Girls Made of Snow and Glass is Melissa Barshardoust’s first novel and her assured confidence and brilliant reimagining of the classic Snow White fairy tale has me already anticipating her next.

Lynet is approaching her sixteenth birthday when the story begins. She is overwhelmed by her father’s expectation that she will step into her mother’s shoes as Queen someday. Her uncanny resemblance to her mother seems to obligate her to sublimate her own wishes and ambitions to honor her dead mother’s legacy. Certainly her father is unable to see her as an individual separate from her mother. The only person who seems to see her as an individual separate from her mother is her stepmother, Mina and the new surgeon Nadia whom she is falling in love with. This all falls apart when Nadia reveals the terrible secret of her creation.

Mina came to court at sixteen, unloved and isolated by people’s fear of her magician father, she was determined for once to be on the inside looking out instead of the outside, looking in. To do that she set her cap for the King, determined to wed him and with his power, finally be accepted and loved. She succeeds at the former and fails at the latter, in large part due to her father’s interference and the King’s infatuation with his grief. However, she does become close to her stepdaughter Lynet, despite the King’s disapproval. Like Lynet, she carries a terrible secret.

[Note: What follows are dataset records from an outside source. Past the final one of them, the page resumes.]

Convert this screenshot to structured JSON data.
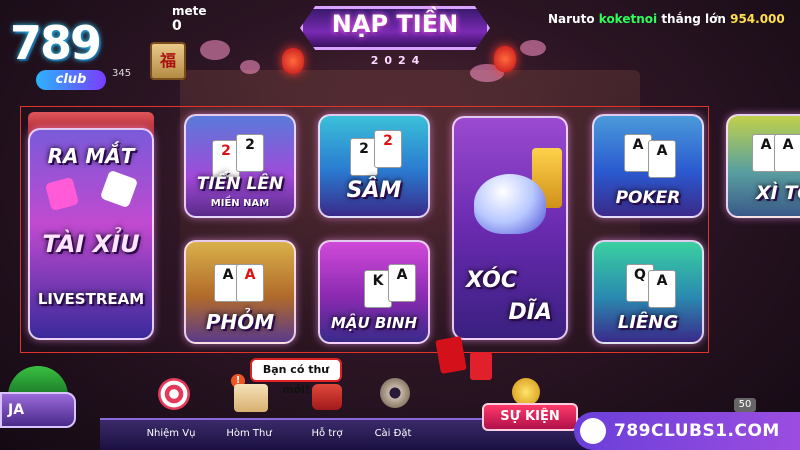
{
  "header": {
    "logo_text": "789",
    "logo_sub": "club",
    "user_name": "mete",
    "user_balance": "0",
    "user_id_partial": "345",
    "banner_title": "NẠP TIỀN",
    "banner_year": "2024"
  },
  "ticker": {
    "player": "Naruto",
    "game": "koketnoi",
    "message": "thắng lớn",
    "amount": "954.000"
  },
  "games": [
    {
      "name": "taixiu",
      "line1": "RA MẮT",
      "line2": "TÀI XỈU",
      "line3": "LIVESTREAM"
    },
    {
      "name": "tienlen",
      "title": "TIẾN LÊN",
      "sub": "MIỀN NAM"
    },
    {
      "name": "sam",
      "title": "SÂM"
    },
    {
      "name": "xocdia",
      "line1": "XÓC",
      "line2": "DĨA"
    },
    {
      "name": "poker",
      "title": "POKER"
    },
    {
      "name": "xito",
      "title": "XÌ TỐ"
    },
    {
      "name": "phom",
      "title": "PHỎM"
    },
    {
      "name": "maubinh",
      "title": "MẬU BINH"
    },
    {
      "name": "lieng",
      "title": "LIÊNG"
    }
  ],
  "bottom_nav": [
    {
      "label": "Nhiệm Vụ"
    },
    {
      "label": "Hòm Thư"
    },
    {
      "label": "Hỗ trợ"
    },
    {
      "label": "Cài Đặt"
    }
  ],
  "tooltip": "Bạn có thư mới!",
  "notification": "!",
  "jackpot_label": "JA",
  "event_button": "SỰ KIỆN",
  "badge": "50",
  "watermark": "789CLUBS1.COM",
  "colors": {
    "frame": "#e3342b",
    "ticker_game": "#2cff5a",
    "ticker_amount": "#ffe04a",
    "watermark_bg": "#7a45dc"
  }
}
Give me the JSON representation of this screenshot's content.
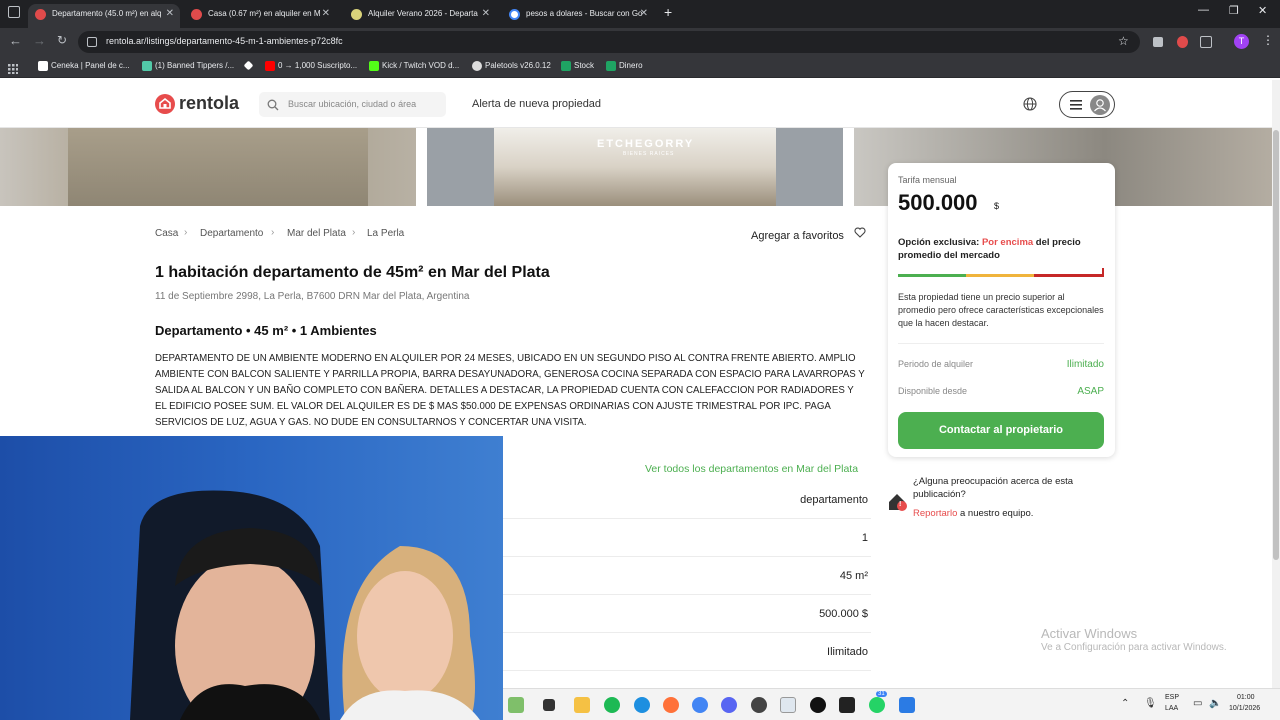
{
  "browser": {
    "tabs": [
      {
        "title": "Departamento (45.0 m²) en alq",
        "active": true,
        "icon_color": "#e04b4b"
      },
      {
        "title": "Casa (0.67 m²) en alquiler en M",
        "active": false,
        "icon_color": "#e04b4b"
      },
      {
        "title": "Alquiler Verano 2026 - Departa",
        "active": false,
        "icon_color": "#d9d27a"
      },
      {
        "title": "pesos a dolares - Buscar con Go",
        "active": false,
        "icon_color": "#ffffff"
      }
    ],
    "new_tab": "+",
    "url": "rentola.ar/listings/departamento-45-m-1-ambientes-p72c8fc",
    "profile_initial": "T",
    "bookmarks": [
      {
        "label": "Ceneka | Panel de c...",
        "color": "#ffffff"
      },
      {
        "label": "(1) Banned Tippers /...",
        "color": "#52c9a8"
      },
      {
        "label": "",
        "color": "#ffffff"
      },
      {
        "label": "0 → 1,000 Suscripto...",
        "color": "#ff0000"
      },
      {
        "label": "Kick / Twitch VOD d...",
        "color": "#53fc18"
      },
      {
        "label": "Paletools v26.0.12",
        "color": "#dddddd"
      },
      {
        "label": "Stock",
        "color": "#1fa463"
      },
      {
        "label": "Dinero",
        "color": "#1fa463"
      }
    ]
  },
  "site": {
    "logo_text": "rentola",
    "search_placeholder": "Buscar ubicación, ciudad o área",
    "alert_link": "Alerta de nueva propiedad",
    "photo_watermark": "ETCHEGORRY",
    "photo_watermark_sub": "BIENES RAICES"
  },
  "breadcrumb": [
    "Casa",
    "Departamento",
    "Mar del Plata",
    "La Perla"
  ],
  "favorites_label": "Agregar a favoritos",
  "listing": {
    "title": "1 habitación departamento de 45m² en Mar del Plata",
    "address": "11 de Septiembre 2998, La Perla, B7600 DRN Mar del Plata, Argentina",
    "subtitle": "Departamento • 45 m² • 1 Ambientes",
    "description": "DEPARTAMENTO DE UN AMBIENTE MODERNO EN ALQUILER POR 24 MESES, UBICADO EN UN SEGUNDO PISO AL CONTRA FRENTE ABIERTO. AMPLIO AMBIENTE CON BALCON SALIENTE Y PARRILLA PROPIA, BARRA DESAYUNADORA, GENEROSA COCINA SEPARADA CON ESPACIO PARA LAVARROPAS Y SALIDA AL BALCON Y UN BAÑO COMPLETO CON BAÑERA. DETALLES A DESTACAR, LA PROPIEDAD CUENTA CON CALEFACCION POR RADIADORES Y EL EDIFICIO POSEE SUM. EL VALOR DEL ALQUILER ES DE $ MAS $50.000 DE EXPENSAS ORDINARIAS CON AJUSTE TRIMESTRAL POR IPC. PAGA SERVICIOS DE LUZ, AGUA Y GAS. NO DUDE EN CONSULTARNOS Y CONCERTAR UNA VISITA.",
    "see_all_link": "Ver todos los departamentos en Mar del Plata",
    "details": [
      "departamento",
      "1",
      "45 m²",
      "500.000 $",
      "Ilimitado"
    ]
  },
  "price_card": {
    "label": "Tarifa mensual",
    "price": "500.000",
    "currency": "$",
    "option_prefix": "Opción exclusiva: ",
    "option_highlight": "Por encima",
    "option_suffix": " del precio promedio del mercado",
    "explanation": "Esta propiedad tiene un precio superior al promedio pero ofrece características excepcionales que la hacen destacar.",
    "rental_period_label": "Periodo de alquiler",
    "rental_period_value": "Ilimitado",
    "available_label": "Disponible desde",
    "available_value": "ASAP",
    "contact_button": "Contactar al propietario"
  },
  "report": {
    "question": "¿Alguna preocupación acerca de esta publicación?",
    "link": "Reportarlo",
    "suffix": " a nuestro equipo.",
    "badge": "!"
  },
  "windows": {
    "watermark_title": "Activar Windows",
    "watermark_sub": "Ve a Configuración para activar Windows.",
    "lang_top": "ESP",
    "lang_bottom": "LAA",
    "time": "01:00",
    "date": "10/1/2026",
    "badge_count": "31"
  },
  "colors": {
    "brand_red": "#e74c4c",
    "green": "#4caf50",
    "tab_bg": "#202124",
    "toolbar_bg": "#35363a"
  }
}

Lynet is destined to be Queen, but that would displace Mina whose self-worth and identity is defined by her position. Lynet of the Snow and Mina of the Glass are set at odds by fate and fear and their struggle sets the stage for the familiar story of Snow White. There is even a Huntsman, though he is a far more important and complex character in this story. In many stories, women are set at odds with each other, demanding the destruction of one for the survival of the other. Lynet and Mina know that is what is expected of them. The question is whether they can change their fate.

I loved Girls Made of Snow and Glass. Even the magic of the story is innovative, this frozen land cursed by a Queen’s suicide, the magic of glass and snow, and the completely authentic emotional struggle at the heart of the story. It reminds me a bit of The Wizard of Oz, of the seekers desperately seeking what they already have, if they only realized it. There are real lessons to learn here, about not allowing others to define your capacity or limitations, not accepting outside judgments, and of believing in yourself.

Girls Made of Snow and Glass falls solidly within the traditional fairy tale tradition of telling stories of real traumas and fears that young people may face and providing a vehicle for working through them. There is loss, violence, thoughts of suicide, alienation, infidelity, and parental malpractice from too little and from misdirected love. This story is often grim, despite the beautiful and fanciful settings. That is what the fairy tales are for, for working out and through our fears. In this story, though, love is redemptive.

Girls Made of Snow and Glass will be released on September 5th. I received an advance e-galley from the publisher through NetGalley.